Он был близок к панике, но не мог заставить себя позвать на помощь. Тем более трудно было не запаниковать, что голову стеснял шерстяной подшлемник и мотоциклетный шлем, и очки мешали видеть. Не зная, что еще сделать, Биэрд накрыл пенис согнутой ладонью – ладонью, холодной, как ледышка. Он ощущал вялость, даже сонливость – так, считается, и должно происходить с человеком из-за переохлаждения, – и мысли его замедлили ход. Ему представилось, как Джок Брейби с извиняющейся улыбкой зачитывает по телевизору некролог.
Но рационалист в Майкле Биэрде не так-то легко сдавался. Есть проблема, и надо попытаться ее решить. В похоронном темпе он полез во внутренний карман куртки. После докторской диссертации он какое-то время занимался физикой низких температур, хотя даже еще школьником Жирняга Биэрд, рохля в играх, мастак в науках, основы знал. Чистый этиловый спирт замерзает при минус ста четырнадцати градусах, это всем известно. В сорокаградусном бренди объемное содержание спирта – сорок процентов, что дает температуру замерзания… минус сорок пять и шесть десятых. Фляжка наконец была у него в руке, крышка после недолгой борьбы свинтилась, он обильно полил себя напитком и через секунду был свободен.
Когда он прятал свой незадачливый член, тот был твердым, как лед, но уже не белым. Его жгло будто раскаленными иглами, и боль мешала одеться быстрее. Через десять минут, упакованный наконец, он повернулся и, спотыкаясь, побрел к своей машине; гид дожидался его.
– Прошу прощения. С природой не поспоришь.
Ян взял его за локоть.
– Вы в плохой форме, друг. Смотрите, потеряли ботинки с шеи. Мы поедем на моем мотоцикле. Ваш заберем потом.
Ян за руку подвел его к своему снегоходу – и тут-то произошло страшное.

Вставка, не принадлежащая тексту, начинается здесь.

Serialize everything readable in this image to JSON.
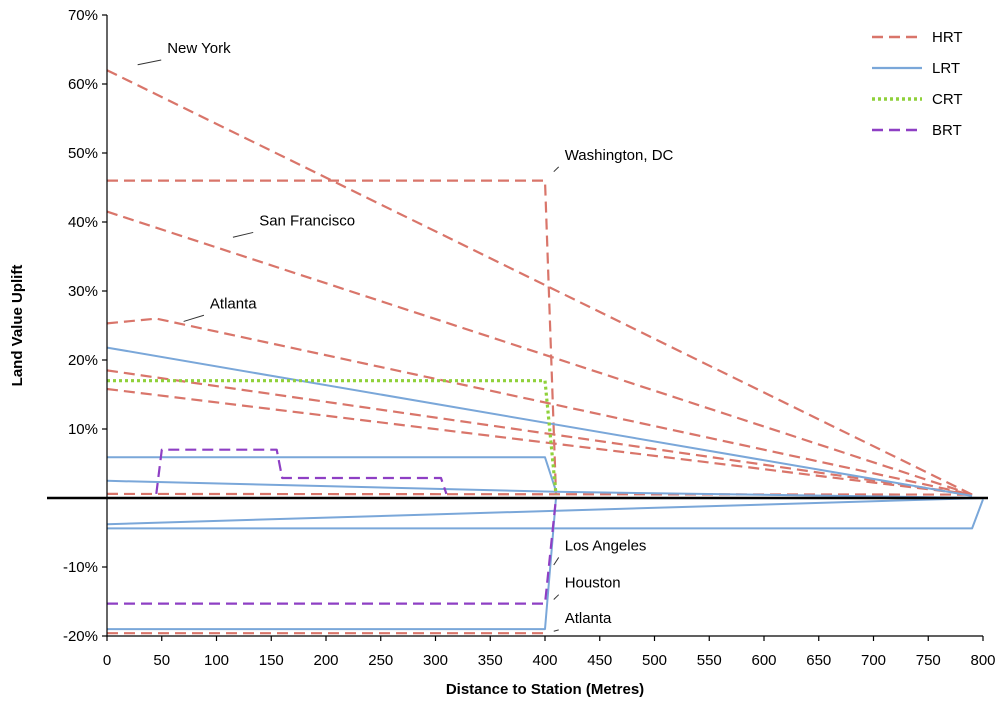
{
  "chart_data": {
    "type": "line",
    "xlabel": "Distance to Station (Metres)",
    "ylabel": "Land Value Uplift",
    "xlim": [
      0,
      800
    ],
    "ylim": [
      -20,
      70
    ],
    "x_ticks": [
      0,
      50,
      100,
      150,
      200,
      250,
      300,
      350,
      400,
      450,
      500,
      550,
      600,
      650,
      700,
      750,
      800
    ],
    "y_ticks": [
      -20,
      -10,
      0,
      10,
      20,
      30,
      40,
      50,
      60,
      70
    ],
    "y_tick_labels": [
      "-20%",
      "-10%",
      "",
      "10%",
      "20%",
      "30%",
      "40%",
      "50%",
      "60%",
      "70%"
    ],
    "grid": false,
    "legend_position": "top-right",
    "legend": [
      {
        "label": "HRT",
        "color": "#d9756a",
        "style": "dashed"
      },
      {
        "label": "LRT",
        "color": "#7aa7d9",
        "style": "solid"
      },
      {
        "label": "CRT",
        "color": "#8fd13a",
        "style": "dotted"
      },
      {
        "label": "BRT",
        "color": "#8e3fc4",
        "style": "dashed"
      }
    ],
    "series": [
      {
        "mode": "HRT",
        "points": [
          [
            0,
            62
          ],
          [
            790,
            0.5
          ]
        ]
      },
      {
        "mode": "HRT",
        "points": [
          [
            0,
            46
          ],
          [
            400,
            46
          ],
          [
            410,
            0.5
          ]
        ]
      },
      {
        "mode": "HRT",
        "points": [
          [
            0,
            41.5
          ],
          [
            790,
            0.5
          ]
        ]
      },
      {
        "mode": "HRT",
        "points": [
          [
            0,
            25.3
          ],
          [
            45,
            26
          ],
          [
            790,
            0.5
          ]
        ]
      },
      {
        "mode": "HRT",
        "points": [
          [
            0,
            18.5
          ],
          [
            790,
            0.5
          ]
        ]
      },
      {
        "mode": "HRT",
        "points": [
          [
            0,
            15.8
          ],
          [
            790,
            0.5
          ]
        ]
      },
      {
        "mode": "HRT",
        "points": [
          [
            0,
            0.6
          ],
          [
            790,
            0.5
          ]
        ]
      },
      {
        "mode": "HRT",
        "points": [
          [
            0,
            -19.6
          ],
          [
            400,
            -19.6
          ]
        ]
      },
      {
        "mode": "LRT",
        "points": [
          [
            0,
            21.8
          ],
          [
            790,
            0.3
          ]
        ]
      },
      {
        "mode": "LRT",
        "points": [
          [
            0,
            5.9
          ],
          [
            400,
            5.9
          ],
          [
            410,
            1
          ]
        ]
      },
      {
        "mode": "LRT",
        "points": [
          [
            0,
            2.5
          ],
          [
            410,
            0.9
          ],
          [
            800,
            0
          ]
        ]
      },
      {
        "mode": "LRT",
        "points": [
          [
            0,
            -3.8
          ],
          [
            800,
            0
          ]
        ]
      },
      {
        "mode": "LRT",
        "points": [
          [
            0,
            -4.4
          ],
          [
            790,
            -4.4
          ],
          [
            800,
            -0.2
          ]
        ]
      },
      {
        "mode": "LRT",
        "points": [
          [
            0,
            -19
          ],
          [
            400,
            -19
          ],
          [
            410,
            0
          ]
        ]
      },
      {
        "mode": "CRT",
        "points": [
          [
            0,
            17
          ],
          [
            400,
            17
          ],
          [
            410,
            0.5
          ]
        ]
      },
      {
        "mode": "BRT",
        "points": [
          [
            45,
            0.6
          ],
          [
            50,
            7
          ],
          [
            155,
            7
          ],
          [
            160,
            2.9
          ],
          [
            305,
            2.9
          ],
          [
            310,
            0.6
          ]
        ]
      },
      {
        "mode": "BRT",
        "points": [
          [
            0,
            -15.3
          ],
          [
            400,
            -15.3
          ],
          [
            410,
            0
          ]
        ]
      }
    ],
    "annotations": [
      {
        "text": "New York",
        "x": 55,
        "y": 64.5,
        "ax": 28,
        "ay": 62.5
      },
      {
        "text": "Washington, DC",
        "x": 418,
        "y": 49,
        "ax": 408,
        "ay": 47
      },
      {
        "text": "San Francisco",
        "x": 139,
        "y": 39.5,
        "ax": 115,
        "ay": 37.5
      },
      {
        "text": "Atlanta",
        "x": 94,
        "y": 27.5,
        "ax": 70,
        "ay": 25.3
      },
      {
        "text": "Los Angeles",
        "x": 418,
        "y": -7.6,
        "ax": 408,
        "ay": -10
      },
      {
        "text": "Houston",
        "x": 418,
        "y": -13,
        "ax": 408,
        "ay": -15
      },
      {
        "text": "Atlanta",
        "x": 418,
        "y": -18.1,
        "ax": 408,
        "ay": -19.6
      }
    ]
  }
}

Подняв ногу, чтобы влезть на свое место позади Яна, он почувствовал и, казалось, даже услышал раздирающую боль в паху, треск и отделение, подобное родам или откалывающемуся леднику. Он вскрикнул: Ян обернулся, чтобы успокоить его.
– Остался только час, и все. Вы доедете.
Что-то холодное и твердое отвалилось от его паха, упало в штанину кальсон и застряло над коленной чашечкой. Он потрогал себя между ног – там ничего не было. Он потрогал колено и нащупал отвратительный предмет, сантиметров пять длиной, твердый, как кость. Он не ощущался – или больше не ощущался – как часть тела. Ян завел мотор, и они помчались с сумасшедшей скоростью по ледяным ухабам, твердым, как бетон, закладывая виражи перед почти вертикальными сугробами, словно отчаянные гонщики на велодроме. Почему он не дома, не в постели? Биэрд съежился, прячась от ветра за широкой спиной Яна. Жжение в паху распространялось, его член соскользнул, лежал теперь под коленным сгибом, и мчались они в неправильном направлении – на север, к полюсу, все дальше в пустыню, в морозную мглу, когда должны были бы гнать к освещенному кабинету скорой помощи в Лонгьире. Мороз, конечно, работает на него, он сохранит орган живым. Но микрохирургия? В Лонгьире с населением полторы тысячи человек? Биэрд подумал, что его стошнит, однако взялся обеими руками за пояс Яна, приник головой к его спине и задремал… Разбудил его внезапно смолкший мотор снегохода, и он увидел над собой темный корпус вмерзшего в лед корабля, где ему предстояло прожить неделю.
Оказалось, что Биэрд единственный ученый в группе сознательных художников. Весь мир со всеми его безрассудствами, одним из которых было разогревание планеты, лежал к югу от них, а юг, казалось, был со всех сторон. Вечером в кают-компании перед ужином координатор Барри Пикетт, добродушный, морщинистый человек, в одиночку переплывший на веслах Атлантику и после этого посвятивший жизнь записи природной музыки (шелеста листьев, грохота волн), обратился к участникам семинара «Восьмидесятая параллель».
– Мы общественный вид, – начал он с биологической завитушки, которые Биэрд недолюбливал, – и без некоторых базовых правил не можем сохраниться. А здесь, в этих условиях, они важны вдвойне. Первое касается гардероба.